CA Paris, 3 avr. 2023, no 21/03429

Un employeur a souscrit deux contrats collectifs auprès d’une institution de prévoyance afin de couvrir son personnel contre le risque de frais de santé. L’employeur est placé en redressement puis en liquidation judiciaire. Les salariés de l’entreprise ont été licenciés pour motif économique et le liquidateur judiciaire a demandé à l’assureur la poursuite des contrats de frais de santé en cours dans le cadre de la portabilité prévue par l’article L. 911-8 du Code de la sécurité sociale. Les salariés licenciés ont bénéficié de la portabilité pendant quelques mois puis l’assureur a résilié les contrats collectifs à leur échéance annuelle en application de l’article L. 932-12 du même code.

Le liquidateur judiciaire a contesté la résiliation des contrats devant le tribunal de commerce en sollicitant la condamnation de l’assureur à poursuivre l’application de la portabilité des frais de santé. Il considérait que, la portabilité étant d’ordre public, elle ne pouvait pas être mise en cause par une rupture contractuelle effectuée postérieurement à la naissance du droit des salariés, marquée par la notification de leur licenciement. Pour le liquidateur, la résiliation notifiée par l’assureur postérieurement à la notification des licenciements était donc dépourvue d’effet et l’assureur aurait dû continuer à couvrir le personnel licencié. Le tribunal a fait droit à son argumentation et condamné l’assureur à rétablir la portabilité des garanties de frais de santé.

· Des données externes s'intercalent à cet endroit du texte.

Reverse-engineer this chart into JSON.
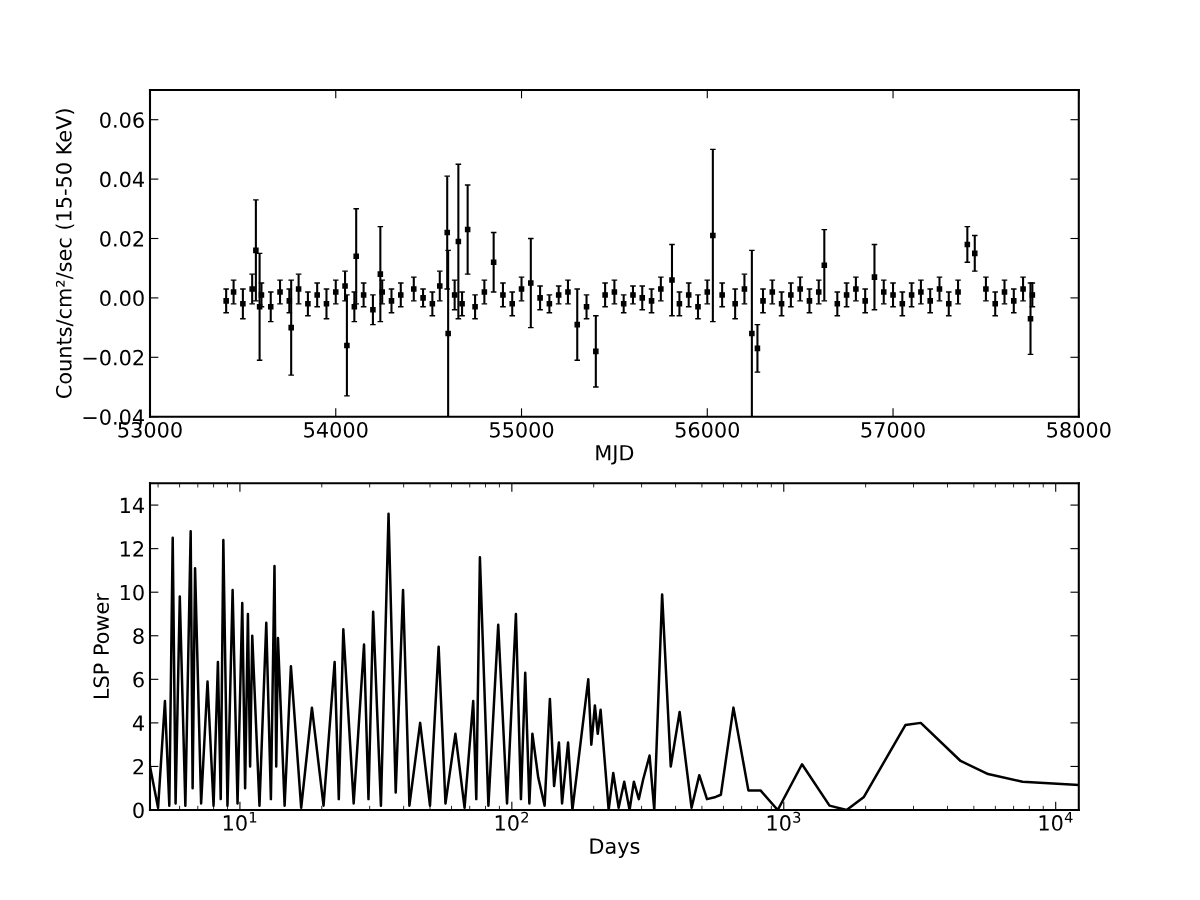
{
  "chart_data": [
    {
      "type": "scatter",
      "xlabel": "MJD",
      "ylabel": "Counts/cm²/sec (15-50 KeV)",
      "color": "#000000",
      "marker": "square",
      "xlim": [
        53000,
        58000
      ],
      "xticks": [
        53000,
        54000,
        55000,
        56000,
        57000,
        58000
      ],
      "ylim": [
        -0.04,
        0.07
      ],
      "yticks": [
        {
          "value": -0.04,
          "label": "−0.04"
        },
        {
          "value": -0.02,
          "label": "−0.02"
        },
        {
          "value": 0,
          "label": "0.00"
        },
        {
          "value": 0.02,
          "label": "0.02"
        },
        {
          "value": 0.04,
          "label": "0.04"
        },
        {
          "value": 0.06,
          "label": "0.06"
        }
      ],
      "x": [
        53410,
        53450,
        53500,
        53550,
        53600,
        53650,
        53700,
        53750,
        53800,
        53850,
        53900,
        53950,
        54000,
        54050,
        54100,
        54150,
        54200,
        54250,
        54300,
        54350,
        54420,
        54470,
        54520,
        54560,
        54640,
        54680,
        54750,
        54800,
        54900,
        54950,
        55000,
        55100,
        55150,
        55200,
        55250,
        55350,
        55450,
        55500,
        55550,
        55600,
        55650,
        55700,
        55750,
        55850,
        55900,
        55950,
        56000,
        56080,
        56150,
        56200,
        56300,
        56350,
        56400,
        56450,
        56500,
        56550,
        56600,
        56700,
        56750,
        56800,
        56850,
        56950,
        57000,
        57050,
        57100,
        57150,
        57200,
        57250,
        57300,
        57350,
        57500,
        57550,
        57600,
        57650,
        57700,
        57750,
        53570,
        53590,
        53760,
        54060,
        54110,
        54240,
        54600,
        54605,
        54660,
        54710,
        54850,
        55050,
        55300,
        55400,
        55810,
        56030,
        56240,
        56270,
        56630,
        56900,
        57400,
        57440,
        57740
      ],
      "values": [
        -0.001,
        0.002,
        -0.002,
        0.003,
        0.001,
        -0.003,
        0.002,
        -0.001,
        0.003,
        -0.002,
        0.001,
        -0.002,
        0.002,
        0.004,
        -0.003,
        0.001,
        -0.004,
        0.002,
        -0.001,
        0.001,
        0.003,
        0,
        -0.002,
        0.004,
        0.001,
        -0.002,
        -0.003,
        0.002,
        0.001,
        -0.002,
        0.003,
        0,
        -0.002,
        0.001,
        0.002,
        -0.003,
        0.001,
        0.002,
        -0.002,
        0.001,
        0,
        -0.001,
        0.003,
        -0.002,
        0.001,
        -0.003,
        0.002,
        0.001,
        -0.002,
        0.003,
        -0.001,
        0.002,
        -0.002,
        0.001,
        0.003,
        -0.001,
        0.002,
        -0.002,
        0.001,
        0.003,
        -0.001,
        0.002,
        0.001,
        -0.002,
        0.001,
        0.002,
        -0.001,
        0.003,
        -0.002,
        0.002,
        0.003,
        -0.002,
        0.002,
        -0.001,
        0.003,
        0.001,
        0.016,
        -0.003,
        -0.01,
        -0.016,
        0.014,
        0.008,
        0.022,
        -0.012,
        0.019,
        0.023,
        0.012,
        0.005,
        -0.009,
        -0.018,
        0.006,
        0.021,
        -0.012,
        -0.017,
        0.011,
        0.007,
        0.018,
        0.015,
        -0.007
      ],
      "errors": [
        0.004,
        0.004,
        0.005,
        0.005,
        0.004,
        0.005,
        0.004,
        0.004,
        0.005,
        0.004,
        0.004,
        0.005,
        0.004,
        0.005,
        0.005,
        0.004,
        0.005,
        0.004,
        0.004,
        0.004,
        0.004,
        0.003,
        0.004,
        0.005,
        0.005,
        0.004,
        0.004,
        0.004,
        0.004,
        0.004,
        0.004,
        0.004,
        0.003,
        0.003,
        0.004,
        0.004,
        0.004,
        0.004,
        0.003,
        0.003,
        0.004,
        0.004,
        0.004,
        0.004,
        0.004,
        0.004,
        0.004,
        0.004,
        0.005,
        0.005,
        0.004,
        0.004,
        0.004,
        0.004,
        0.004,
        0.004,
        0.004,
        0.004,
        0.004,
        0.004,
        0.004,
        0.004,
        0.004,
        0.004,
        0.004,
        0.004,
        0.004,
        0.004,
        0.004,
        0.004,
        0.004,
        0.004,
        0.004,
        0.004,
        0.004,
        0.004,
        0.017,
        0.018,
        0.016,
        0.017,
        0.016,
        0.016,
        0.019,
        0.028,
        0.026,
        0.015,
        0.01,
        0.015,
        0.012,
        0.012,
        0.012,
        0.029,
        0.028,
        0.008,
        0.012,
        0.011,
        0.006,
        0.006,
        0.012
      ]
    },
    {
      "type": "line",
      "xlabel": "Days",
      "ylabel": "LSP Power",
      "color": "#000000",
      "log": "x",
      "xlim": [
        4.67,
        12160
      ],
      "xticks": [
        {
          "value": 10,
          "label": "10$^{1}$"
        },
        {
          "value": 100,
          "label": "10$^{2}$"
        },
        {
          "value": 1000,
          "label": "10$^{3}$"
        },
        {
          "value": 10000,
          "label": "10$^{4}$"
        }
      ],
      "ylim": [
        0,
        15
      ],
      "yticks": [
        0,
        2,
        4,
        6,
        8,
        10,
        12,
        14
      ],
      "x": [
        4.67,
        5.0,
        5.3,
        5.5,
        5.66,
        5.8,
        6.01,
        6.3,
        6.59,
        6.7,
        6.84,
        7.2,
        7.6,
        8.0,
        8.3,
        8.5,
        8.69,
        9.0,
        9.4,
        9.8,
        10.2,
        10.45,
        10.7,
        10.9,
        11.1,
        11.8,
        12.5,
        13.0,
        13.4,
        13.6,
        13.8,
        14.6,
        15.4,
        16.8,
        18.4,
        20.3,
        22.3,
        23.1,
        24.0,
        26.2,
        28.6,
        29.7,
        30.9,
        33.0,
        35.2,
        37.4,
        39.8,
        42,
        46,
        50,
        53.8,
        57,
        62,
        67,
        72.1,
        74,
        76.3,
        82,
        89.1,
        96,
        103.5,
        108,
        112,
        116,
        119,
        125,
        132,
        138,
        143,
        149,
        153,
        161,
        167,
        191,
        196,
        202,
        207,
        212,
        227,
        236,
        247,
        259,
        271,
        281,
        293,
        304,
        321,
        334,
        357,
        384,
        414,
        458,
        489,
        522,
        562,
        587,
        653,
        741,
        821,
        950,
        1167,
        1473,
        1703,
        1971,
        2800,
        3190,
        4470,
        5640,
        7550,
        12100
      ],
      "values": [
        2.0,
        0.1,
        5.0,
        0.2,
        12.5,
        0.3,
        9.8,
        0.2,
        12.8,
        1.0,
        11.1,
        0.3,
        5.9,
        0.2,
        6.8,
        0.5,
        12.4,
        0.2,
        10.1,
        0.3,
        9.5,
        1.0,
        9.0,
        2.0,
        8.0,
        0.2,
        8.6,
        0.5,
        11.2,
        2.0,
        7.9,
        0.2,
        6.6,
        0.1,
        4.7,
        0.2,
        6.8,
        0.5,
        8.3,
        0.3,
        7.6,
        0.5,
        9.1,
        0.2,
        13.6,
        0.8,
        10.1,
        0.2,
        4.0,
        0.2,
        7.5,
        0.3,
        3.5,
        0.1,
        5.0,
        0.5,
        11.6,
        0.2,
        8.5,
        0.3,
        9.0,
        0.5,
        6.3,
        0.3,
        3.5,
        1.5,
        0.2,
        5.1,
        1.1,
        3.1,
        0.3,
        3.1,
        0,
        6.0,
        3.0,
        4.8,
        3.5,
        4.6,
        0,
        1.7,
        0.1,
        1.3,
        0,
        1.3,
        0.5,
        1.4,
        2.5,
        0,
        9.9,
        2.0,
        4.5,
        0.1,
        1.6,
        0.5,
        0.6,
        0.7,
        4.7,
        0.9,
        0.9,
        0,
        2.1,
        0.2,
        0,
        0.6,
        3.9,
        4.0,
        2.25,
        1.65,
        1.3,
        1.15
      ]
    }
  ]
}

Le feuilleton du maintien de la portabilité des garanties de protection sociale complémentaire aux salariés des entreprises en liquidation judiciaire connaît un nouveau rebondissement avec l’arrêt de la cour d’appel de Paris du 3 avril 2023.

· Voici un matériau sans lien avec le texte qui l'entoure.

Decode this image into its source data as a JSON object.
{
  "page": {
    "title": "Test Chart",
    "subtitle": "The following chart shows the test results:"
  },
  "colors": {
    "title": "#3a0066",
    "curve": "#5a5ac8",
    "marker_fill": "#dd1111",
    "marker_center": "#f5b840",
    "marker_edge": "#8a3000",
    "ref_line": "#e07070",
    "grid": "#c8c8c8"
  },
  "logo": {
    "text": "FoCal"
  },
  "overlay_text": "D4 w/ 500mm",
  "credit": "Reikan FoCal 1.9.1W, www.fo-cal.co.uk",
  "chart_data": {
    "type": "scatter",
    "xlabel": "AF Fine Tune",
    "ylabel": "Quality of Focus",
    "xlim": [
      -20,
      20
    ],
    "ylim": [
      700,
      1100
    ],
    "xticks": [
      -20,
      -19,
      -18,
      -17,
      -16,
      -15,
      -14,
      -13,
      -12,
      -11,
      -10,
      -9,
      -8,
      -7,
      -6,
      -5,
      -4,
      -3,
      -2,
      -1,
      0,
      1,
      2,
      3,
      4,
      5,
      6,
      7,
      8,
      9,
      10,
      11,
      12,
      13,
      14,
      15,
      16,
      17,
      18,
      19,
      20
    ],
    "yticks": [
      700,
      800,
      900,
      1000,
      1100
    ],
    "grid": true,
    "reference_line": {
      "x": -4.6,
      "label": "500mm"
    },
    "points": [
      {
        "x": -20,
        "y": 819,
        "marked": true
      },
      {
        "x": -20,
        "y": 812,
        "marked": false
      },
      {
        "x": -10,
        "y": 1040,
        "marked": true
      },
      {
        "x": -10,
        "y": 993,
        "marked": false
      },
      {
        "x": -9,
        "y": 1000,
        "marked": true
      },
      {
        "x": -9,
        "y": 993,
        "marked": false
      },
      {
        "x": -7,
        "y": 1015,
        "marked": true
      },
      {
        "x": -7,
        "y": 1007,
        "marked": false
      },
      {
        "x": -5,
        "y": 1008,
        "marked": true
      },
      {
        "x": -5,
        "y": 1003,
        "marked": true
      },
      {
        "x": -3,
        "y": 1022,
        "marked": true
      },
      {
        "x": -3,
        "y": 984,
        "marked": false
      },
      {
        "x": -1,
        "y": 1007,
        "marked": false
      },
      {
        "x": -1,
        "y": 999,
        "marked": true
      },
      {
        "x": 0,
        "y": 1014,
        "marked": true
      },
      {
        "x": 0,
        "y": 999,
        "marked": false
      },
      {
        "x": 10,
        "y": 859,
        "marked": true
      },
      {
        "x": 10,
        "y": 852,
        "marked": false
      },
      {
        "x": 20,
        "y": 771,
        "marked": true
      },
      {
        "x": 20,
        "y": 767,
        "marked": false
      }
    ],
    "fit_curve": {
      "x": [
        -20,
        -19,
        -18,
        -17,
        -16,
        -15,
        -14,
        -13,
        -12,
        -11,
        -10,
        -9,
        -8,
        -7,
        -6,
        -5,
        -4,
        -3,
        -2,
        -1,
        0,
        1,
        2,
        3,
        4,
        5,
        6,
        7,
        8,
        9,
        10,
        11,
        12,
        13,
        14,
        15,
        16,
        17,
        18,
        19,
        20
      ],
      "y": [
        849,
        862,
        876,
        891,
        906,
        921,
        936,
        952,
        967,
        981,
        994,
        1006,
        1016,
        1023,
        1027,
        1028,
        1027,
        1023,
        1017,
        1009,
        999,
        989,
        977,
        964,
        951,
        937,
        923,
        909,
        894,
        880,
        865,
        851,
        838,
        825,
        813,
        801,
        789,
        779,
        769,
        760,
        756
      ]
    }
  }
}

Contrairement au tribunal de commerce, la cour d’appel juge opposable au liquidateur judiciaire la résiliation des contrats collectifs de frais de santé souscrits par l’entreprise auprès d’un assureur, sur le fondement de l’article L. 932-12 du Code de la sécurité sociale, qui encadre la résiliation des contrats de protection sociale complémentaire à leur échéance annuelle.

Elle juge qu’« aucun texte ne prive l’assureur du droit de résilier le contrat au cours de la période de portabilité. L’assureur ne peut pas plus être tenu à garantie au-delà de la date de résiliation » et qu’« il se déduit de la résiliation du contrat que l’assureur se trouve déchargé de toutes les obligations en relation avec le contrat et que le liquidateur de l’assuré ne peut pas lui opposer les garanties précitées devant bénéficier aux salariés licenciés ».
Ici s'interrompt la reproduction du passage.